Dealing with different concepts of "missingness"

I’ve come accross different types of missingness that occur when loading and preprocessing data.

  1. NaN
  2. Nothing
  3. Missing

e.g.

df = groupby(DataFrame(g = [1,1,2], v = [1,2,3]), :g) |>
          x-> combine(x, :v =>var)
df.v_var[2] == NaN
json = JSON3.read("""{"Nothing":null}""")
isnothing(json["Nothing"])
1 + missing == missing

This brings some problems with processing the data e.g. Arrow.jl does not play nice with the Nothing type, coalesce does not work with NaN. I wonder how you are dealing with these differnt types?

Thanks

  1. Don’t use nothing with data. nothing is for functions that don’t return anything, or for undefined returns, i.e. failed regex matches.
  2. Use missing with data. missing means, “here is a value, we just don’t know what it is”
  3. NaN is a Float64, it’s a number. It’s not quite right to say you “don’t know what it is”, because it’s really the result of some kind of “bad” numerical calculation, i.e. 0/0.
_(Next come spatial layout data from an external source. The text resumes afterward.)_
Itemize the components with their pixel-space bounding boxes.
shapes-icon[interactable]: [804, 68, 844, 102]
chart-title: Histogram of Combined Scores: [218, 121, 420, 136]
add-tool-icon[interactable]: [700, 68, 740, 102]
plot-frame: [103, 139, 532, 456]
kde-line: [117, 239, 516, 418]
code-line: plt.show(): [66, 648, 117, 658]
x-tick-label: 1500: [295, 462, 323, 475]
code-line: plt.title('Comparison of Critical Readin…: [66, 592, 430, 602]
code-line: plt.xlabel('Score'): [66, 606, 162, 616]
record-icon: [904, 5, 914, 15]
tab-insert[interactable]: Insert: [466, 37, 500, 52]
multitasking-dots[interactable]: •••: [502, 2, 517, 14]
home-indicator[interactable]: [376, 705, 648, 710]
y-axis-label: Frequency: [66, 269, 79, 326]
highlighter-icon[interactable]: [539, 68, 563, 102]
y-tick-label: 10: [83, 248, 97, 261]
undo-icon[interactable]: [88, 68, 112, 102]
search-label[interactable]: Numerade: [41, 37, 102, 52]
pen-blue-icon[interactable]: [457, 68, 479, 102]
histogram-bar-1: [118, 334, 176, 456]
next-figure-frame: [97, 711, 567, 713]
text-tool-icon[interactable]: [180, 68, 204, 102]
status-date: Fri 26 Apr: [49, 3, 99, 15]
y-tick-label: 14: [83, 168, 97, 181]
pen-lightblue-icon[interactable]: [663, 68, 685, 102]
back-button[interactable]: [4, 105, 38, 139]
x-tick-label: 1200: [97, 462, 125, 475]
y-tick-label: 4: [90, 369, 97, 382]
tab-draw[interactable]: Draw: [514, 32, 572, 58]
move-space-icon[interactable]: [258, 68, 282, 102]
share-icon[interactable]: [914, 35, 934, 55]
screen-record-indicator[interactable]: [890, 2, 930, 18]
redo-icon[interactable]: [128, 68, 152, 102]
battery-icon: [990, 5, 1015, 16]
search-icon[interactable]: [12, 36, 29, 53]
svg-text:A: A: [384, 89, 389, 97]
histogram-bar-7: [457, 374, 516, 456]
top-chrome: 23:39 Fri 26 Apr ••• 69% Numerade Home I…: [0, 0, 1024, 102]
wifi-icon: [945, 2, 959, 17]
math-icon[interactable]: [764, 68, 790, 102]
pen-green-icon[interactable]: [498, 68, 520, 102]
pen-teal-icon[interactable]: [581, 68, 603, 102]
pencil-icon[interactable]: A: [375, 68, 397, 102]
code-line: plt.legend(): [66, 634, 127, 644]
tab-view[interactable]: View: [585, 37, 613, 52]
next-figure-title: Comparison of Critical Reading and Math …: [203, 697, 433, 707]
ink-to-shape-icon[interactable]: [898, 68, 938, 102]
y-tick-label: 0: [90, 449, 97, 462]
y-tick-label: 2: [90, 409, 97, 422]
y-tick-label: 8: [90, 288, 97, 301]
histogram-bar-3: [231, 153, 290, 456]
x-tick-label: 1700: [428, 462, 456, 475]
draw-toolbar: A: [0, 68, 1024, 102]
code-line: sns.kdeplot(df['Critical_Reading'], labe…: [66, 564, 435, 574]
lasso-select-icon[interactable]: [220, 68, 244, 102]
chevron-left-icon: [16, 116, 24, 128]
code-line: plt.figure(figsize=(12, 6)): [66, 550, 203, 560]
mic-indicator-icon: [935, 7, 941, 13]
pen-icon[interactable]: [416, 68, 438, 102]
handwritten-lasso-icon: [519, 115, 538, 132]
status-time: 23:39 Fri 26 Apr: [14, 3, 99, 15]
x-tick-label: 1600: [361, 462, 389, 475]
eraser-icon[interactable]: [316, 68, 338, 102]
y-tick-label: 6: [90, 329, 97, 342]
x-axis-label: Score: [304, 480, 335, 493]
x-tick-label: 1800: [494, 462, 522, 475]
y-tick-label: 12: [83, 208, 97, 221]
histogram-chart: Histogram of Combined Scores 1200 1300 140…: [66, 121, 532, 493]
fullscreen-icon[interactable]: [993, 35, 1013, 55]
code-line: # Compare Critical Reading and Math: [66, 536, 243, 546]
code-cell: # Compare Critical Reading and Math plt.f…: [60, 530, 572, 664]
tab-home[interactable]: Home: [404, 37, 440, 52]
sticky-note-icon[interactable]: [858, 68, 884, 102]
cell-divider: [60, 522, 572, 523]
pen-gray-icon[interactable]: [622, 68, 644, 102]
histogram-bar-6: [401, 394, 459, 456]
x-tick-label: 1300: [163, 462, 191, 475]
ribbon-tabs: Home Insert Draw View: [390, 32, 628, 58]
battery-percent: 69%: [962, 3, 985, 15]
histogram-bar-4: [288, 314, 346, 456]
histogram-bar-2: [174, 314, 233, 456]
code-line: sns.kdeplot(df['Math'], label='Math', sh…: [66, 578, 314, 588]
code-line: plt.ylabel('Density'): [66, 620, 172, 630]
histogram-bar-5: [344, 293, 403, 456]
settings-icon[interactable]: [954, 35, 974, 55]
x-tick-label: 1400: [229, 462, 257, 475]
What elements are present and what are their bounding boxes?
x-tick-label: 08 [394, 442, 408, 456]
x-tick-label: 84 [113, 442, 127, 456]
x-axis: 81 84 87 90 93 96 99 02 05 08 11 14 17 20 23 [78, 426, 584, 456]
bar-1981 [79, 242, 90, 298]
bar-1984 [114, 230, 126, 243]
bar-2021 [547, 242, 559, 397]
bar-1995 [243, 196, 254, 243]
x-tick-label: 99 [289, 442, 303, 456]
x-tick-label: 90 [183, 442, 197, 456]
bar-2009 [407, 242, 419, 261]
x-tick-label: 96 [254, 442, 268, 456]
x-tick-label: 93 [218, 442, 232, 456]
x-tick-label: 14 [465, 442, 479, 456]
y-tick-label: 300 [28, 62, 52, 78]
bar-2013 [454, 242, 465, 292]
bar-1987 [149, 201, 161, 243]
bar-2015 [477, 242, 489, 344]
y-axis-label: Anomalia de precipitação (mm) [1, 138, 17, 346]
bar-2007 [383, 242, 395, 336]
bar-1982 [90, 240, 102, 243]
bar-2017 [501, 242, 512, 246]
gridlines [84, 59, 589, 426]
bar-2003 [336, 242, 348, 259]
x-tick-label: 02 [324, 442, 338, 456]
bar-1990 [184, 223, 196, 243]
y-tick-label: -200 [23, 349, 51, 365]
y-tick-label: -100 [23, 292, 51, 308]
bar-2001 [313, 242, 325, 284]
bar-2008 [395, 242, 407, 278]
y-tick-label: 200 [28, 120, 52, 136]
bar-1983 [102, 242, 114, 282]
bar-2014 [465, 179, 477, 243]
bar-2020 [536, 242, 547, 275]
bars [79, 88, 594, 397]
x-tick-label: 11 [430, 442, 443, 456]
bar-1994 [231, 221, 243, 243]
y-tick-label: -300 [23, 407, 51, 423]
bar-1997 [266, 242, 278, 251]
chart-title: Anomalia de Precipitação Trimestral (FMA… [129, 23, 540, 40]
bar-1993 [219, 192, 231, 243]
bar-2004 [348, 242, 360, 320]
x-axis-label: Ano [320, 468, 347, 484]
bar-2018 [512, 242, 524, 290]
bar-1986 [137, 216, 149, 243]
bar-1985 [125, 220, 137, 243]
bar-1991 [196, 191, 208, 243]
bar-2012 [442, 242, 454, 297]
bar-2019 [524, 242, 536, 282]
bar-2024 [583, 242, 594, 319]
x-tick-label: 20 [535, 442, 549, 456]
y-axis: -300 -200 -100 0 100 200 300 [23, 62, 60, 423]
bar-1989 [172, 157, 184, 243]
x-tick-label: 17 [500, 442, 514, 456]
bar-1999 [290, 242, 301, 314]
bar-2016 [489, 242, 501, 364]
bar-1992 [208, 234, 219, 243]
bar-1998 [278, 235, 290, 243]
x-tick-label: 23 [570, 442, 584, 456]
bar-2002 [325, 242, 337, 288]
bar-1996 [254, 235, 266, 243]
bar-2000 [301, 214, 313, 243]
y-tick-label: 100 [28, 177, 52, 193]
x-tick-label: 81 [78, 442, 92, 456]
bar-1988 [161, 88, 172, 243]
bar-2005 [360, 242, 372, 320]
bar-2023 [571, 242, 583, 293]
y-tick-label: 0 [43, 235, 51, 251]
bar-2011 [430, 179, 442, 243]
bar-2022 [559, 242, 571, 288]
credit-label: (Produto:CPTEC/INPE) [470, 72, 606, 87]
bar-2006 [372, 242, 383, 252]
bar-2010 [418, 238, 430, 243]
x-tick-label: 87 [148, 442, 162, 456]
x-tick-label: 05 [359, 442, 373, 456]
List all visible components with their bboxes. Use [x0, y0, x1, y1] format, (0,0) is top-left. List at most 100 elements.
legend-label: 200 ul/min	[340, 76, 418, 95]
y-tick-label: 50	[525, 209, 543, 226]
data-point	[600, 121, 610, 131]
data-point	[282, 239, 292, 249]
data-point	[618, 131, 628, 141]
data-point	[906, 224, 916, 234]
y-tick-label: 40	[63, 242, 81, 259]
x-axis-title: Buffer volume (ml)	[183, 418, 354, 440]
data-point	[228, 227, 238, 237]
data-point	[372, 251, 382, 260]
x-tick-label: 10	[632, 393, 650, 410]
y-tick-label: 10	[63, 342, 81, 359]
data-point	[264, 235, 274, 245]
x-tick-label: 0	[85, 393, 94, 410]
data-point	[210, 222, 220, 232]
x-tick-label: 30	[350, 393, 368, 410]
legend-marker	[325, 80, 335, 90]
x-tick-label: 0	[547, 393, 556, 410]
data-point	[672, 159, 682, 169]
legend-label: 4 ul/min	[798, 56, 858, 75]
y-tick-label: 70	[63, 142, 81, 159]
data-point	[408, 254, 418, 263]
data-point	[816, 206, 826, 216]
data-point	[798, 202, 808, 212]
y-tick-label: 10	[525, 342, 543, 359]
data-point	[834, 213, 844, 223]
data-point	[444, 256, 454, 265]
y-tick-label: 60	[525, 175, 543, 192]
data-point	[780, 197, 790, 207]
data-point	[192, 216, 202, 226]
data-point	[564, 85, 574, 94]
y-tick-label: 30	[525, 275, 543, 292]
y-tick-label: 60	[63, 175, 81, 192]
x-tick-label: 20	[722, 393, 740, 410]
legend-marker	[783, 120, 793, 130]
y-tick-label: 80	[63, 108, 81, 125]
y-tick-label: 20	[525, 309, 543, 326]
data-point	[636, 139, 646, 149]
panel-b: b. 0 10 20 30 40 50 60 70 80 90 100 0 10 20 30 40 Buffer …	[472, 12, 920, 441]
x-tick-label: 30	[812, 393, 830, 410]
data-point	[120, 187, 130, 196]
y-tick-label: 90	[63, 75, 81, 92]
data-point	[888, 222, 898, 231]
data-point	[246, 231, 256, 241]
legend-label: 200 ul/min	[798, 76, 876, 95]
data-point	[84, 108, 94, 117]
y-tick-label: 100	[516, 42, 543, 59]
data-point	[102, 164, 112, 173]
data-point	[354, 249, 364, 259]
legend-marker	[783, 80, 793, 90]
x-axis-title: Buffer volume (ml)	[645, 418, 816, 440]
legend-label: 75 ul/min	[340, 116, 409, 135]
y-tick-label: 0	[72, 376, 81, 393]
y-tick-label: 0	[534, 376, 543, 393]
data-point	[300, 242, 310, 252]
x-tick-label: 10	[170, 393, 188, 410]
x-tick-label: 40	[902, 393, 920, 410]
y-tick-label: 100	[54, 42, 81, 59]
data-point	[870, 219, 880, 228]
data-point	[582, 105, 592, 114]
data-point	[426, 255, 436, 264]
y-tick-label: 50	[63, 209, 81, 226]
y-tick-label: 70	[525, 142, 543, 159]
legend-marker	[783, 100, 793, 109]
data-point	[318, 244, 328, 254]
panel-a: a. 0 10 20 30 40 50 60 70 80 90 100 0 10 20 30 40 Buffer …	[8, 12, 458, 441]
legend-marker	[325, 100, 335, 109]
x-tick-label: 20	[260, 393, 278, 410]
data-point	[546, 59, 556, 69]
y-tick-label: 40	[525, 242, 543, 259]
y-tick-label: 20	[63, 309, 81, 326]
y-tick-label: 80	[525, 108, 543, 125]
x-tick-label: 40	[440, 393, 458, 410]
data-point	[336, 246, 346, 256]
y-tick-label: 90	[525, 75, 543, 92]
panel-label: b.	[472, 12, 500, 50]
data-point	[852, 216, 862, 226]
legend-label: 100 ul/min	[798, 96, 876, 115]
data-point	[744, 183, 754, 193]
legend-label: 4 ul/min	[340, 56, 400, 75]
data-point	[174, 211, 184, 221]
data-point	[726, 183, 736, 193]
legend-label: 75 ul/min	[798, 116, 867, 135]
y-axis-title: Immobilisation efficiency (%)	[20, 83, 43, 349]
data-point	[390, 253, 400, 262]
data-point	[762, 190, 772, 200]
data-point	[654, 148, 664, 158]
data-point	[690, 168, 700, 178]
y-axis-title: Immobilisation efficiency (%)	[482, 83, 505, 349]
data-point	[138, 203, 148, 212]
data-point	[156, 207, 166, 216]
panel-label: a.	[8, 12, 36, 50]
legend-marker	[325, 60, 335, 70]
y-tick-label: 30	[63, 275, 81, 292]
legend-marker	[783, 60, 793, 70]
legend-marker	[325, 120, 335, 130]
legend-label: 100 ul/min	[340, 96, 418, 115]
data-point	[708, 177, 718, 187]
coalesce is just for missings. The function something is for nothing values. Looking at it now this is not the best naming scheme, I guess.

I don’t think there exists an equivalent function for NaN.

7 Likes

Thanks for the clarification! I’ve been using replace quite a lot since it seems to work with all of them. But it’s kind of annoying to deal with all of them depending on the package/function used. I already wrote a small function that deals with nothing but I guess I have to add NaN .

Just so you know, with that function you wrote, you aren’t actually avoiding any copying.

You could just do

df[!, c] = replace(df[!, c], nothing => missing)
1 Like

Good to know! I thought that this was an in-place operation. Is there a way to do it without copying or is your suggestion the way?

No, there isn’t a to change the type of a vector to allow missings without copying. Maybe in the future that could be an optimization, but your Convert call is where the copying happens, I think.

There could be cases where fields are optional, and nothing should be used, right? “I know that there is no value here”

1 Like

Yes. But in the context of data I’m not sure that’s a very common scenario to be in. You never see NULL with working with data frames in R for example.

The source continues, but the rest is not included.